I spent Memorial Day weekend at home with my family, alternating between a little relaxing and a lot of spring cleaning. We didn’t get that burst of summer weather that we sometimes do in New England, so weekend travel was less tempting. Also, our governor has adopted a “safer at home” stance due to coronavirus, so it was better to stay put. I was sorry to break with our tradition of marking the beginning of summer by going somewhere. It made me sad, especially after the months of being cooped up. But I didn’t want to waste this precious time lamenting what could have been. Summer, my favorite season, is too hard won here in New England. So I decided to try to make the best of it.
Here’s what I found.
As I cleared books and papers out of my home office, I read through some old journal entries and looked at the things I’ve held onto from meaningful moments in the past. In so doing, I found myself experiencing a different kind of travel. It was almost like time travel, going back 15 or 20 years to my younger self. I read about the challenges I was facing then, and the big questions I had. Challenges like trying to figure out how I was going to meet the demands of my executive level job while trying to spend some time with my twins who were toddlers at the time, and how much I agonized over requesting a flexible schedule so that I could do that.
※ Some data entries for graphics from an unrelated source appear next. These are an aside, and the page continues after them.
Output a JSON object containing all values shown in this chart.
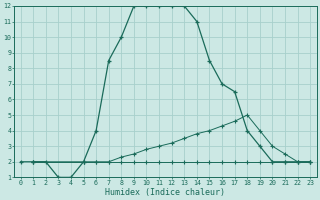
{
  "xlabel": "Humidex (Indice chaleur)",
  "xlim": [
    -0.5,
    23.5
  ],
  "ylim": [
    1,
    12
  ],
  "xticks": [
    0,
    1,
    2,
    3,
    4,
    5,
    6,
    7,
    8,
    9,
    10,
    11,
    12,
    13,
    14,
    15,
    16,
    17,
    18,
    19,
    20,
    21,
    22,
    23
  ],
  "yticks": [
    1,
    2,
    3,
    4,
    5,
    6,
    7,
    8,
    9,
    10,
    11,
    12
  ],
  "bg_color": "#cce8e4",
  "grid_color": "#a8d0cc",
  "line_color": "#1a6b5a",
  "line1_x": [
    0,
    1,
    2,
    3,
    4,
    5,
    6,
    7,
    8,
    9,
    10,
    11,
    12,
    13,
    14,
    15,
    16,
    17,
    18,
    19,
    20,
    21,
    22,
    23
  ],
  "line1_y": [
    2,
    2,
    2,
    1,
    1,
    2,
    4,
    8.5,
    10,
    12,
    12,
    12,
    12,
    12,
    11,
    8.5,
    7,
    6.5,
    4,
    3,
    2,
    2,
    2,
    2
  ],
  "line2_x": [
    1,
    5,
    6,
    7,
    8,
    9,
    10,
    11,
    12,
    13,
    14,
    15,
    16,
    17,
    18,
    19,
    20,
    21,
    22,
    23
  ],
  "line2_y": [
    2,
    2,
    2,
    2,
    2,
    2,
    2,
    2,
    2,
    2,
    2,
    2,
    2,
    2,
    2,
    2,
    2,
    2,
    2,
    2
  ],
  "line3_x": [
    1,
    5,
    6,
    7,
    8,
    9,
    10,
    11,
    12,
    13,
    14,
    15,
    16,
    17,
    18,
    19,
    20,
    21,
    22,
    23
  ],
  "line3_y": [
    2,
    2,
    2,
    2,
    2.3,
    2.5,
    2.8,
    3.0,
    3.2,
    3.5,
    3.8,
    4.0,
    4.3,
    4.6,
    5.0,
    4.0,
    3.0,
    2.5,
    2,
    2
  ]
}
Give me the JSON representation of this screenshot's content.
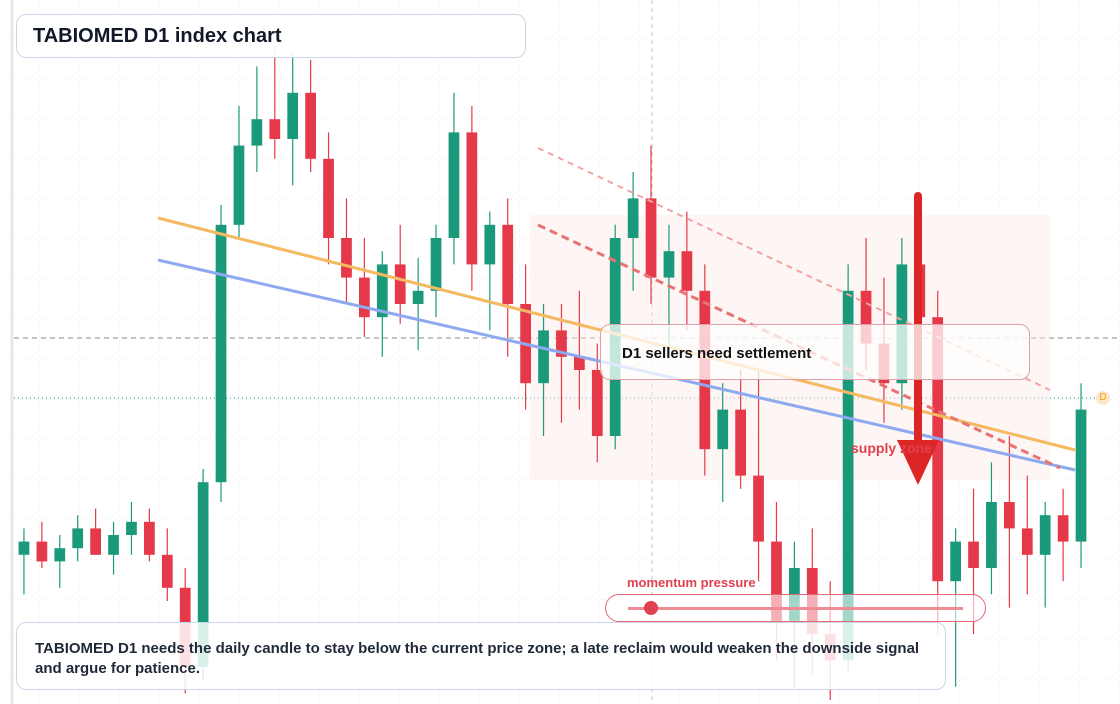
{
  "chart_data": {
    "type": "candlestick",
    "title": "TABIOMED D1 index chart",
    "ylim": [
      0,
      100
    ],
    "up_color": "#1a9a7a",
    "down_color": "#e5394a",
    "open": [
      22,
      24,
      21,
      23,
      26,
      22,
      25,
      27,
      22,
      17,
      5,
      33,
      72,
      84,
      88,
      85,
      92,
      82,
      70,
      64,
      58,
      66,
      60,
      62,
      70,
      86,
      66,
      72,
      60,
      48,
      56,
      52,
      50,
      40,
      70,
      76,
      64,
      68,
      62,
      38,
      44,
      34,
      24,
      12,
      20,
      10,
      6,
      62,
      54,
      48,
      66,
      58,
      18,
      24,
      20,
      30,
      26,
      22,
      28,
      24
    ],
    "high": [
      26,
      27,
      25,
      28,
      29,
      27,
      30,
      29,
      26,
      20,
      35,
      75,
      90,
      96,
      99,
      98,
      97,
      86,
      76,
      70,
      68,
      72,
      67,
      72,
      92,
      90,
      74,
      76,
      66,
      60,
      60,
      62,
      54,
      72,
      80,
      84,
      72,
      74,
      66,
      48,
      50,
      50,
      30,
      24,
      26,
      18,
      66,
      70,
      64,
      70,
      72,
      62,
      26,
      32,
      36,
      40,
      34,
      30,
      32,
      48
    ],
    "low": [
      16,
      20,
      17,
      21,
      22,
      19,
      22,
      21,
      15,
      1,
      3,
      30,
      70,
      80,
      82,
      78,
      80,
      66,
      60,
      55,
      52,
      57,
      53,
      58,
      66,
      62,
      56,
      52,
      44,
      40,
      42,
      44,
      36,
      38,
      62,
      60,
      52,
      56,
      34,
      30,
      32,
      18,
      6,
      2,
      4,
      0,
      4,
      50,
      42,
      44,
      50,
      10,
      2,
      10,
      16,
      14,
      16,
      14,
      18,
      20
    ],
    "close": [
      24,
      21,
      23,
      26,
      22,
      25,
      27,
      22,
      17,
      5,
      33,
      72,
      84,
      88,
      85,
      92,
      82,
      70,
      64,
      58,
      66,
      60,
      62,
      70,
      86,
      66,
      72,
      60,
      48,
      56,
      52,
      50,
      40,
      70,
      76,
      64,
      68,
      62,
      38,
      44,
      34,
      24,
      12,
      20,
      10,
      6,
      62,
      54,
      48,
      66,
      58,
      18,
      24,
      20,
      30,
      26,
      22,
      28,
      24,
      44
    ]
  },
  "annotations": {
    "callout": "D1 sellers need settlement",
    "zone": "supply zone",
    "momentum": "momentum pressure",
    "note": "TABIOMED D1 needs the daily candle to stay below the current price zone; a late reclaim would weaken the downside signal and argue for patience.",
    "marker": "D"
  }
}
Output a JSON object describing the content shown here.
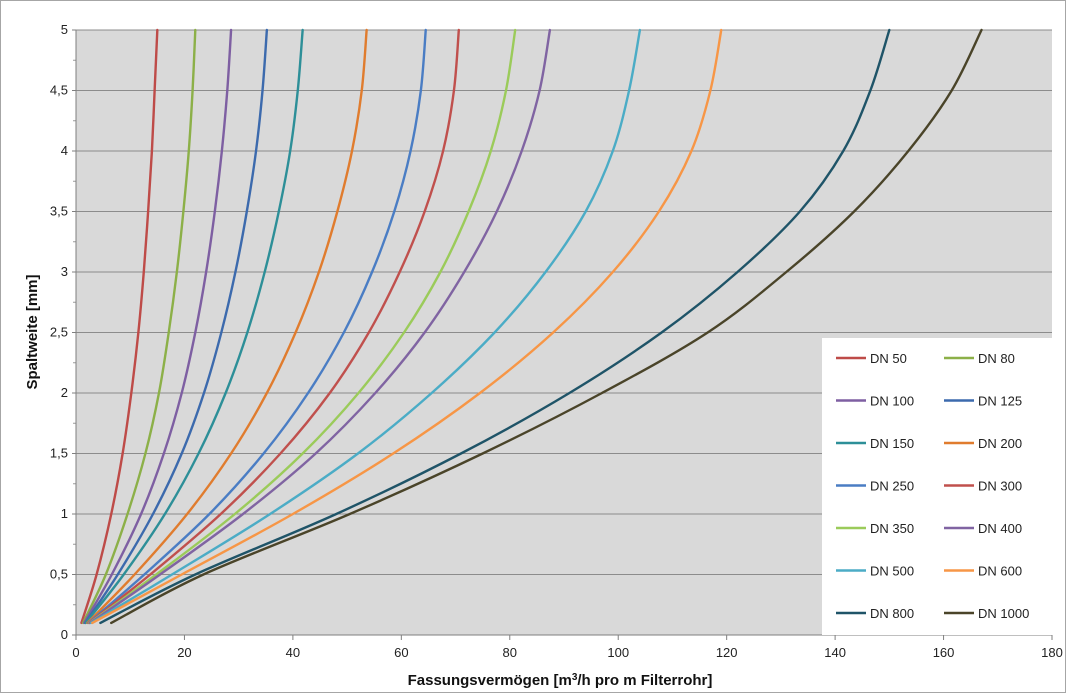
{
  "chart_data": {
    "type": "line",
    "xlabel_main": "Fassungsvermögen [m",
    "xlabel_sup": "3",
    "xlabel_rest": "/h pro m Filterrohr]",
    "ylabel": "Spaltweite [mm]",
    "xlim": [
      0,
      180
    ],
    "ylim": [
      0,
      5
    ],
    "x_ticks": [
      "0",
      "20",
      "40",
      "60",
      "80",
      "100",
      "120",
      "140",
      "160",
      "180"
    ],
    "y_ticks": [
      "0",
      "0,5",
      "1",
      "1,5",
      "2",
      "2,5",
      "3",
      "3,5",
      "4",
      "4,5",
      "5"
    ],
    "grid": true,
    "plot_background": "#d9d9d9",
    "legend_position": "bottom-right",
    "y_values": [
      0.1,
      0.5,
      1,
      1.5,
      2,
      2.5,
      3,
      3.5,
      4,
      4.5,
      5
    ],
    "series": [
      {
        "name": "DN 50",
        "color": "#be4b48",
        "x": [
          1.0,
          3.8,
          6.5,
          8.6,
          10.2,
          11.5,
          12.5,
          13.3,
          14.0,
          14.5,
          15.0
        ]
      },
      {
        "name": "DN 80",
        "color": "#8cb048",
        "x": [
          1.3,
          5.5,
          9.5,
          12.8,
          15.3,
          17.1,
          18.6,
          19.8,
          20.8,
          21.5,
          22.0
        ]
      },
      {
        "name": "DN 100",
        "color": "#7e5fa2",
        "x": [
          1.5,
          6.6,
          12.0,
          16.2,
          19.5,
          22.0,
          24.0,
          25.6,
          26.9,
          27.9,
          28.6
        ]
      },
      {
        "name": "DN 125",
        "color": "#3c6aad",
        "x": [
          1.7,
          7.7,
          14.2,
          19.5,
          23.6,
          26.8,
          29.4,
          31.5,
          33.2,
          34.4,
          35.2
        ]
      },
      {
        "name": "DN 150",
        "color": "#2d8f98",
        "x": [
          1.8,
          8.8,
          16.4,
          22.6,
          27.6,
          31.6,
          34.8,
          37.4,
          39.5,
          40.9,
          41.8
        ]
      },
      {
        "name": "DN 200",
        "color": "#e07c2e",
        "x": [
          2.1,
          10.8,
          20.5,
          28.6,
          35.2,
          40.5,
          44.8,
          48.2,
          50.9,
          52.7,
          53.6
        ]
      },
      {
        "name": "DN 250",
        "color": "#4a7dc4",
        "x": [
          2.3,
          12.6,
          24.6,
          34.6,
          42.8,
          49.4,
          54.6,
          58.7,
          61.7,
          63.6,
          64.5
        ]
      },
      {
        "name": "DN 300",
        "color": "#c0504d",
        "x": [
          2.4,
          13.7,
          26.7,
          37.7,
          46.8,
          54.0,
          59.7,
          64.3,
          67.7,
          69.7,
          70.6
        ]
      },
      {
        "name": "DN 350",
        "color": "#9bcb5a",
        "x": [
          2.5,
          14.8,
          29.3,
          41.8,
          52.1,
          60.5,
          67.2,
          72.4,
          76.5,
          79.3,
          81.0
        ]
      },
      {
        "name": "DN 400",
        "color": "#8064a2",
        "x": [
          2.6,
          15.5,
          30.8,
          44.2,
          55.2,
          64.3,
          71.6,
          77.6,
          82.2,
          85.5,
          87.4
        ]
      },
      {
        "name": "DN 500",
        "color": "#4bacc6",
        "x": [
          2.8,
          17.7,
          35.8,
          52.0,
          65.6,
          77.2,
          86.6,
          94.0,
          99.0,
          102.0,
          104.0
        ]
      },
      {
        "name": "DN 600",
        "color": "#f79646",
        "x": [
          3.0,
          19.5,
          40.0,
          58.5,
          74.5,
          88.0,
          99.0,
          107.5,
          113.5,
          117.0,
          119.0
        ]
      },
      {
        "name": "DN 800",
        "color": "#1f5468",
        "x": [
          4.5,
          22.0,
          48.0,
          71.0,
          91.0,
          108.0,
          122.0,
          133.5,
          141.5,
          146.5,
          150.0
        ]
      },
      {
        "name": "DN 1000",
        "color": "#4a4429",
        "x": [
          6.5,
          23.5,
          50.5,
          75.0,
          97.0,
          116.5,
          131.0,
          143.5,
          153.5,
          161.5,
          167.0
        ]
      }
    ]
  }
}
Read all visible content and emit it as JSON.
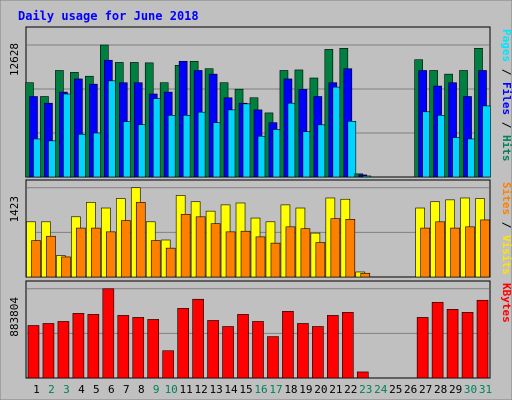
{
  "chart_data": {
    "type": "bar",
    "title": "Daily usage for June 2018",
    "categories": [
      "1",
      "2",
      "3",
      "4",
      "5",
      "6",
      "7",
      "8",
      "9",
      "10",
      "11",
      "12",
      "13",
      "14",
      "15",
      "16",
      "17",
      "18",
      "19",
      "20",
      "21",
      "22",
      "23",
      "24",
      "25",
      "26",
      "27",
      "28",
      "29",
      "30",
      "31"
    ],
    "weekend_days": [
      "2",
      "3",
      "9",
      "10",
      "16",
      "17",
      "23",
      "24",
      "30",
      "31"
    ],
    "panels": [
      {
        "id": "hits",
        "ymax_label": "12628",
        "ymax": 12628,
        "axis_labels": [
          {
            "text": "Hits",
            "color": "#00805c"
          },
          {
            "text": "Files",
            "color": "#0000ff"
          },
          {
            "text": "Pages",
            "color": "#00e4ff"
          }
        ],
        "series": [
          {
            "name": "Hits",
            "color": "#008040",
            "values": [
              9020,
              7700,
              10190,
              10010,
              9640,
              12628,
              10960,
              10960,
              10920,
              9020,
              10680,
              11070,
              10360,
              9020,
              8400,
              7580,
              6130,
              10190,
              10240,
              9470,
              12208,
              12313,
              300,
              0,
              0,
              0,
              11220,
              10190,
              9840,
              10190,
              12313
            ]
          },
          {
            "name": "Files",
            "color": "#0000ff",
            "values": [
              7700,
              7060,
              8120,
              9380,
              8880,
              11170,
              9020,
              9020,
              7940,
              8120,
              11070,
              10190,
              9840,
              7580,
              7060,
              6420,
              5200,
              9380,
              8380,
              7700,
              9020,
              10360,
              200,
              0,
              0,
              0,
              10190,
              8700,
              9020,
              7700,
              10190
            ]
          },
          {
            "name": "Pages",
            "color": "#00d4ff",
            "values": [
              3640,
              3460,
              7940,
              4090,
              4210,
              9200,
              5300,
              5010,
              7500,
              5900,
              5900,
              6200,
              5200,
              6420,
              7000,
              3900,
              4550,
              7060,
              4340,
              4990,
              8600,
              5330,
              100,
              0,
              0,
              0,
              6240,
              5900,
              3780,
              3640,
              6800
            ]
          }
        ]
      },
      {
        "id": "visits",
        "ymax_label": "1423",
        "ymax": 1423,
        "axis_labels": [
          {
            "text": "Visits",
            "color": "#ffe400"
          },
          {
            "text": "Sites",
            "color": "#ff8000"
          }
        ],
        "series": [
          {
            "name": "Visits",
            "color": "#ffff00",
            "values": [
              880,
              880,
              340,
              960,
              1190,
              1100,
              1250,
              1423,
              880,
              590,
              1300,
              1200,
              1050,
              1150,
              1180,
              940,
              880,
              1150,
              1100,
              700,
              1260,
              1240,
              80,
              0,
              0,
              0,
              1100,
              1200,
              1230,
              1260,
              1250
            ]
          },
          {
            "name": "Sites",
            "color": "#ff8000",
            "values": [
              580,
              650,
              320,
              780,
              780,
              720,
              900,
              1190,
              580,
              460,
              1000,
              960,
              850,
              720,
              730,
              640,
              540,
              800,
              770,
              550,
              930,
              920,
              60,
              0,
              0,
              0,
              780,
              880,
              780,
              800,
              910
            ]
          }
        ]
      },
      {
        "id": "kbytes",
        "ymax_label": "883804",
        "ymax": 883804,
        "axis_labels": [
          {
            "text": "KBytes",
            "color": "#ff0000"
          }
        ],
        "series": [
          {
            "name": "KBytes",
            "color": "#ff0000",
            "values": [
              520000,
              540000,
              560000,
              640000,
              630000,
              883804,
              620000,
              600000,
              580000,
              270000,
              690000,
              780000,
              570000,
              510000,
              630000,
              560000,
              410000,
              660000,
              540000,
              510000,
              620000,
              650000,
              60000,
              0,
              0,
              0,
              600000,
              750000,
              680000,
              650000,
              770000
            ]
          }
        ]
      }
    ]
  }
}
Questions like whether I was going to make enough of a difference professionally by the time I turned forty. (I wrote that entry when I was 38, and had no idea that I’d be asked the next year to take the job at the Health Connector where I’d be working on what would become the national model for health reform!)
What was fascinating about this trip down memory lane is that I was able to gain some of the benefits I usually get from actual travel without even leaving my home. My spring cleaning gave me the time and space to gain some needed perspective. I live in a coronavirus hotspot region where there will be no large gatherings this summer, and there will be lots of masking and social distancing, along with the threat of losing any freedoms we gain if our infection numbers get worse. It’s a lot to digest. I’m trying to adjust to this “new normal,” and it’s not easy.
What I read and thought about during my spring cleaning is inspiring me to stay strong and keep going. I was able to reflect on where I’ve been, relive some good times and recognize the healing that’s happened from the hard times. It reminds me that we don’t always know what lies ahead, and that there can be unexpected delights, even when times are hard. As I look to a long, “safer at home” summer, I plan to keep this perspective. Whether it’s reading, journaling, or finally making some photo albums, I plan to find more ways to “travel” by staying put. It’s all part of the inner journey. And I’ve certainly got lots more spring cleaning to do! If that gives me the time and space to remember more details and reflect on my journey so far, that’s all good. It is how I will build up the strength to be ready for whatever comes next.